We had her gang over a couple of weeks ago. Not your down-to-earth, beer-drinking, hockey-playing type of crowd. In other words, they often make me feel uncomfortable.
It was a pot-luck supper party. We do the main course, everyone else brings appetizers, salads, desserts, that type of thing. I always like to fill up on appetizers to the point where I don’t even care when and if the meal is even served. Meaghan doesn’t share my philosophy.
I had just cracked open my third beer and helped myself to whatever fancy hors d’oeuvres one of our guests had brought. (They were good, but why have I never seen potato chips out at parties since my university days?) Anyway, Meaghan figured it was time to put this show on the proper schedule.
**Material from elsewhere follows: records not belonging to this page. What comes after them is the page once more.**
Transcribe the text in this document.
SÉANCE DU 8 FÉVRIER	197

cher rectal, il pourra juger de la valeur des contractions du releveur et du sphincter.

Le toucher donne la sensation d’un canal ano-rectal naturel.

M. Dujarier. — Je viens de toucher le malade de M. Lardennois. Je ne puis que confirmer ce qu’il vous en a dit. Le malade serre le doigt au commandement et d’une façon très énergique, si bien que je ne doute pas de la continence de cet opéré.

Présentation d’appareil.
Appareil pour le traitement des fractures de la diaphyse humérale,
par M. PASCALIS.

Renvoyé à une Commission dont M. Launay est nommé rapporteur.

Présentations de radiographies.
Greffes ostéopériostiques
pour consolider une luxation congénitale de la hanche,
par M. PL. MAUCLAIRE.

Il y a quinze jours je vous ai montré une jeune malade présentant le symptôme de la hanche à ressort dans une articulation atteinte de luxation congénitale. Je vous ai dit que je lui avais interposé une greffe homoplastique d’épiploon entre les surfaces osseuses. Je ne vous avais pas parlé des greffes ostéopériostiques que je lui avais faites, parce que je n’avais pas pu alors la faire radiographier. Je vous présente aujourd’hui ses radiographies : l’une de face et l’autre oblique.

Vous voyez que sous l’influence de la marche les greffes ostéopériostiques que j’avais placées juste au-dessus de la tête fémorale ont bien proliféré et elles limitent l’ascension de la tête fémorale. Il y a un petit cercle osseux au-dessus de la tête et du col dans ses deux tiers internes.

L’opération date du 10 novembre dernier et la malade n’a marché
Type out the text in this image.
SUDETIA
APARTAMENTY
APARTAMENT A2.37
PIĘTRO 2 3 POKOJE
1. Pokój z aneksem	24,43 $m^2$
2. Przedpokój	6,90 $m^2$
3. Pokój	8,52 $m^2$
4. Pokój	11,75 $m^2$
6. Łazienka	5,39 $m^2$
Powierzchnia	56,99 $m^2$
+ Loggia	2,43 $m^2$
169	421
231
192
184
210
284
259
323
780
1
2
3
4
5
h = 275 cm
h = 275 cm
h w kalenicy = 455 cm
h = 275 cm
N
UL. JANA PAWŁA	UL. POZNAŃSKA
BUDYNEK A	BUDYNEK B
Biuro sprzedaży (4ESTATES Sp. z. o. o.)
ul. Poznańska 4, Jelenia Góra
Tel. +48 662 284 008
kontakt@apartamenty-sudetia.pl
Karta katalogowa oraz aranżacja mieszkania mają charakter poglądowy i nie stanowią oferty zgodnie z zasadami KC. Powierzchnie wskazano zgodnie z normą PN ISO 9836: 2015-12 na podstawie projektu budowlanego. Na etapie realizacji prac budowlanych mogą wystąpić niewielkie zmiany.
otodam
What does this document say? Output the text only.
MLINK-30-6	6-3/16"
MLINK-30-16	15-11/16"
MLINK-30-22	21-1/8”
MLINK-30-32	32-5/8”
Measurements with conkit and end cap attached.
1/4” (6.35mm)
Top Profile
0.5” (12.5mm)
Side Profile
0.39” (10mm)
“Don’t you think it’s time to put the meal on the table,” she inquired sweetly.
I did my best not to spew Alexander Keith all over the cheese and crackers.
“Have another hors d’oeuvre, Meaghan,” I responded. I also smiled, showing as many of my gritted, chipped teeth as I could. Isn’t that how primates show intruders that they should mind their own business ?
Meaghan must have failed Primate Communications 101 because she was back in my face not five minutes later, looking at her watch.
“I think the guests are getting hungrier,” she warned me ominously, as if she expected it would only be a matter of minutes until wine glasses were being shattered against walls in an angry protest against incompetent dinner hosts.
Anyone who knows me is aware that I abhor confrontation. Exhaling loudly to let my antagonist know that it was her fault that Happy Hour was being shut down early, I made my way to the kitchen. Remembering what I often heard happens to people’s meals when they complain in a restaurant and send their plate back to the kitchen, I kindly offered to prepare Meaghan’s plate. Wisely, she refused my offer.
God bless us, everyone. Even Meaghan.